You can look here for a hint.


In [12]:
IMAGE_HEIGHT = 32
IMAGE_WIDTH = 32
BATCH_SIZE = 32
NUM_CLASSES=2
NUM_EXAMPLES_PER_EPOCH_FOR_TRAIN=264#len(img_list)
def read_and_decode(filename_queue):
    
    reader = tf.TFRecordReader()

    _, serialized_example = reader.read(filename_queue)

    features = tf.parse_single_example(
      serialized_example,
      # Defaults are not specified since both keys are required.
      features={
        'height': tf.FixedLenFeature([], tf.int64),
        'width': tf.FixedLenFeature([], tf.int64),
        'depth': tf.FixedLenFeature([], tf.int64), 
        'label':tf.FixedLenFeature([], tf.int64),
        'image_raw': tf.FixedLenFeature([], tf.string)
        })

    # Convert from a scalar string tensor to a uint8 tensor 
    
    image = tf.decode_raw(features['image_raw'], tf.uint8)
    height = tf.cast(features['height'], tf.int32)
    width = tf.cast(features['width'], tf.int32)
    label = tf.cast(features['label'], tf.int32)
    image_shape = tf.stack([height, width, 3])
    #image.set_shape(image_shape)
    
    image = tf.reshape(image, image_shape)     
         
    #Randomly cropping image
    random_crop_image=tf.random_crop(image, size=[IMAGE_HEIGHT,IMAGE_WIDTH,3], seed=None, name=None)

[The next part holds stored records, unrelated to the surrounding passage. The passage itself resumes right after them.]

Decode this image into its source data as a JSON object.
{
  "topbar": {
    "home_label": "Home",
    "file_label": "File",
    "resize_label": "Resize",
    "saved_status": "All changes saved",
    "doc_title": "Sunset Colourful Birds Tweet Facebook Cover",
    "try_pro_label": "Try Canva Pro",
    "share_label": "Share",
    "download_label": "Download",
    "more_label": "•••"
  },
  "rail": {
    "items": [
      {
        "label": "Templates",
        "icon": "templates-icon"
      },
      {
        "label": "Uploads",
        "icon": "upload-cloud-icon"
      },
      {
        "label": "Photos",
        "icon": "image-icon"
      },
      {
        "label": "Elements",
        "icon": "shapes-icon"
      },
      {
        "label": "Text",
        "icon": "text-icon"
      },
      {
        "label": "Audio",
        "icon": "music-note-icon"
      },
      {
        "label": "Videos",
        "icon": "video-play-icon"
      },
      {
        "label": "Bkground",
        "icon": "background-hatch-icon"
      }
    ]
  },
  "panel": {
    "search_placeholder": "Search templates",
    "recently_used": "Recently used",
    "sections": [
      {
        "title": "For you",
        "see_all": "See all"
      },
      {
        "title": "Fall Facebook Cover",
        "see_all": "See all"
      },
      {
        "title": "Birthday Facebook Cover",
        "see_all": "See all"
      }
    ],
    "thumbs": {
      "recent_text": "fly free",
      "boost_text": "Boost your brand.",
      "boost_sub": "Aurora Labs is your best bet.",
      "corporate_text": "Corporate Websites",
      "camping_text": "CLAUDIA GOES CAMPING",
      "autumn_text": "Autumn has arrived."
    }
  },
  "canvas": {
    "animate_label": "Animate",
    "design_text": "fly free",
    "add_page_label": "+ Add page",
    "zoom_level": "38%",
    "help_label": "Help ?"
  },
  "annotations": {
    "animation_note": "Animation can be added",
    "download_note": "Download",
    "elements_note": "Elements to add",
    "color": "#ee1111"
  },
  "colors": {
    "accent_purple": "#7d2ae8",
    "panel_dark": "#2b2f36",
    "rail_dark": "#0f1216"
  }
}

    min_after_dequeue = 500
    capacity = min_after_dequeue + 3 * BATCH_SIZE 
    shuffled_img, shuffled_label = tf.train.shuffle_batch([random_crop_image, label],
                                                 batch_size=BATCH_SIZE ,
                                                 capacity=capacity,
                                                 num_threads=4,
                                                 min_after_dequeue=min_after_dequeue)
    
    return shuffled_img,shuffled_label

The next cell contains the CNN we are going to use. For this example, we are applying the CIFAR network. This network is comprised of convolutional, pooling, normalization, ReLU activation, and fully connected layers. There is more than one place to view examples of this CNN, including the TensorFlow documentation as well as Caffe.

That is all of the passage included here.